Gracey Duncan seemed to be the type of Floridian a nonprofit voter-registration group wanted to get on the rolls to start participating in elections. But two problems stood in the way: Gracey is a cat. And she’s dead. “Why is my (dead)cat getting #voterregistration apps? This is #2,” Gracey’s confused former owner, Julie Duncan, asked her local election supervisor via Twitter. The easy answer to Duncan’s question is that a database mix-up or mismatch led the nonprofit Voter Participation Center to think “Gracey Duncan” was the type of person — a minority or single woman — the liberal-leaning group wants to register ahead of the presidential election.
But because Florida is the nation’s most crucial swing state with a history of election controversies, the seemingly simple snafu led to a more complicated debate between elections officials, advocates and political science professors over how the state regulates voter-registration drives and rolls. None expressed concerns about voter fraud because of multi-step voter-ID requirements.
Still, the controversy has intensified in recent weeks as the Washington-based Voter Participation Center began conducting one of the nation’s largest voter-registration drives by mail, contacting 4 million potential registrants in 20 states, including about 630,000 in Florida, in March alone. And in trying to register so many people, the center has mistakenly identified a few dead people, contacted already registered voters under their maiden names or, in Duncan’s case, a pet.
That has confused voters and irked elections officials.

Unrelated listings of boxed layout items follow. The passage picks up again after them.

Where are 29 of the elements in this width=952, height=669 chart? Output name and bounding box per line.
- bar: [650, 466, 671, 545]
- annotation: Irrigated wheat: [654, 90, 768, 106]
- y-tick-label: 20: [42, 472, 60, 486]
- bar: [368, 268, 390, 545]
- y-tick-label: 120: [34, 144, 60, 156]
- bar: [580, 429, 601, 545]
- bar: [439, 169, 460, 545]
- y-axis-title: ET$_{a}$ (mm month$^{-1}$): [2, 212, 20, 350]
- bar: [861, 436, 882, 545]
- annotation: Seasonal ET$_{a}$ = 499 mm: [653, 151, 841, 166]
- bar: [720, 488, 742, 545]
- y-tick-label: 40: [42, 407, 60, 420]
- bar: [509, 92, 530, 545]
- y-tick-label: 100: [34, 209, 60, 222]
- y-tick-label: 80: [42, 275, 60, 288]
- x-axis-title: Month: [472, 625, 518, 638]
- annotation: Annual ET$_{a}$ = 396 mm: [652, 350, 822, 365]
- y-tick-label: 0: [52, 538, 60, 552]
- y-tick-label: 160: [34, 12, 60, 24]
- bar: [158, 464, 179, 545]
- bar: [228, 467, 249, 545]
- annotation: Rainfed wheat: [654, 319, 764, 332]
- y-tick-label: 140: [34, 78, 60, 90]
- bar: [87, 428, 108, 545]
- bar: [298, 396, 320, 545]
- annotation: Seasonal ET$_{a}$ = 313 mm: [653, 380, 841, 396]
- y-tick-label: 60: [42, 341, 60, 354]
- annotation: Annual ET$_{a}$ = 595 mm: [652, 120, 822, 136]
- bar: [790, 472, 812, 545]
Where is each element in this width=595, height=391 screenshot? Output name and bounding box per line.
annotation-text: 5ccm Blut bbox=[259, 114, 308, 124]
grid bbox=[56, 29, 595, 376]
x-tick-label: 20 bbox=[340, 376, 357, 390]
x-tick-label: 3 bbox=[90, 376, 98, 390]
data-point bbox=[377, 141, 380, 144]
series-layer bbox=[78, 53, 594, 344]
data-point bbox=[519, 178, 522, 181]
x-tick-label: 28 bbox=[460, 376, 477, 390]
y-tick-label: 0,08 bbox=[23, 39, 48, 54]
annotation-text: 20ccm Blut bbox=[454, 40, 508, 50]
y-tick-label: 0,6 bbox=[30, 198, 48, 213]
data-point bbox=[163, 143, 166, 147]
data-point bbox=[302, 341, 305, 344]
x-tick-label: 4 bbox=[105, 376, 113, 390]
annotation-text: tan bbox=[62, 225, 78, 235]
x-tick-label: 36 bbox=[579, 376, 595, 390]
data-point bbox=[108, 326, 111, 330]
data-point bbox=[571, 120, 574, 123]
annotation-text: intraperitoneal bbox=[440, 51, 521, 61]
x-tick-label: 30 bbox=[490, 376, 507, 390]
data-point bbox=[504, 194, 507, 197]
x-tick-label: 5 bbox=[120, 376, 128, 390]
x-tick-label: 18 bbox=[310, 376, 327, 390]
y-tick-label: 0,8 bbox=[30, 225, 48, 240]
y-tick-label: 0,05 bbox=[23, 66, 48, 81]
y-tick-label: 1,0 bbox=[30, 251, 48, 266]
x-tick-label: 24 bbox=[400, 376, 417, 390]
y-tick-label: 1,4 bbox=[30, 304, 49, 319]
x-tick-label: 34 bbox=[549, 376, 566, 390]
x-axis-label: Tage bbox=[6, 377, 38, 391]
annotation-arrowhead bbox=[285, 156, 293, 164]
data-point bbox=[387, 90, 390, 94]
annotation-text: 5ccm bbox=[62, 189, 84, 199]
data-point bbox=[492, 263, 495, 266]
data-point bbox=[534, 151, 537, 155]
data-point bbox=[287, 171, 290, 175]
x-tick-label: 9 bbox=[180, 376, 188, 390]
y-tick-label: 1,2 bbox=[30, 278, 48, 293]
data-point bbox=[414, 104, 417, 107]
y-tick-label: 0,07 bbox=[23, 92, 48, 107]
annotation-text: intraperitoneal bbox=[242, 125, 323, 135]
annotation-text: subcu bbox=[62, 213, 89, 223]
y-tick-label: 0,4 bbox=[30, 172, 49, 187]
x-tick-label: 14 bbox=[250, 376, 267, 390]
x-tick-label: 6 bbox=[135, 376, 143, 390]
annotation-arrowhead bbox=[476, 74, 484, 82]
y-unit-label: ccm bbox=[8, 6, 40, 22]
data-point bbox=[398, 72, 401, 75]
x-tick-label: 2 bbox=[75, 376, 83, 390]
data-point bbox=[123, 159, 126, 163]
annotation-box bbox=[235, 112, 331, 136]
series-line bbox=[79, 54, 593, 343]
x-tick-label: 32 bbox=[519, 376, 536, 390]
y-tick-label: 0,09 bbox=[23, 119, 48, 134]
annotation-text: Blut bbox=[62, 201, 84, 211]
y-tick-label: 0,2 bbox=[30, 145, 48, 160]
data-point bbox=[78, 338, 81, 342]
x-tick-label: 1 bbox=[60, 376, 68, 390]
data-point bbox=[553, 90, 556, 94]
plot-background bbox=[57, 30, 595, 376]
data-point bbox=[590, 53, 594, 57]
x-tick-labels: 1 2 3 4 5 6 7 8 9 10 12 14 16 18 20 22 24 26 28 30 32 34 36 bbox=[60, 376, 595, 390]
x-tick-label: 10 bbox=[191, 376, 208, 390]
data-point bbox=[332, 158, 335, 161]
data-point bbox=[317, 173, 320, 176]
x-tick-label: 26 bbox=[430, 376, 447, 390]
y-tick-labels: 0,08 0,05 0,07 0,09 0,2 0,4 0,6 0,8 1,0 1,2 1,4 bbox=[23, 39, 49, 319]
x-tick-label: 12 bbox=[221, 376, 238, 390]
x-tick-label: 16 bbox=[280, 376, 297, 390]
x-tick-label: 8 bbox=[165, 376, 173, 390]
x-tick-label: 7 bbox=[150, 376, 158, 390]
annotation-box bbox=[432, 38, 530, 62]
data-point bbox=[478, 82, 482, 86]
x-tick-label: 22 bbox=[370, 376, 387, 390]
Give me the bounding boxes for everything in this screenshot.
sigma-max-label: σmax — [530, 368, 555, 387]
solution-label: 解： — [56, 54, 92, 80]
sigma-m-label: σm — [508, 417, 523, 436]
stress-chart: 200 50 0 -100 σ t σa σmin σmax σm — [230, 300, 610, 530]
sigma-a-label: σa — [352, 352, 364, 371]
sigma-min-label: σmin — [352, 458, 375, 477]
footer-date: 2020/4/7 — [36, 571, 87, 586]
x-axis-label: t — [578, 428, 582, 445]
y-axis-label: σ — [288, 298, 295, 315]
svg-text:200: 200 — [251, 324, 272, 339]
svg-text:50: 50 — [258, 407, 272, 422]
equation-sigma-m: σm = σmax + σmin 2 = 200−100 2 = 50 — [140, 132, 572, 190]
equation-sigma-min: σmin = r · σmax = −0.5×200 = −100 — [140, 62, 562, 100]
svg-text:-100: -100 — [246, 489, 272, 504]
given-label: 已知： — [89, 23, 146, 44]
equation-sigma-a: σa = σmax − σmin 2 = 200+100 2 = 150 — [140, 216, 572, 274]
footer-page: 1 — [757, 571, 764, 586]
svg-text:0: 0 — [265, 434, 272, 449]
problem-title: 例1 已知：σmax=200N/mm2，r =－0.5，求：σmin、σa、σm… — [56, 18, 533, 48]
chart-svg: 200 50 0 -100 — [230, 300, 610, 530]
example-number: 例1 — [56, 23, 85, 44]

The center says it’s just trying to get underrepresented people more of a say at the ballot box. So it’s targeting specific profiles of potential voters: African Americans, Latinos, millennials and single women — groups that have a tendency to strongly back Democratic candidates. Finding these people, however, isn’t easy. It requires the center to buy data from direct mail firms and other companies that assemble profiles of people based on public and corporate records.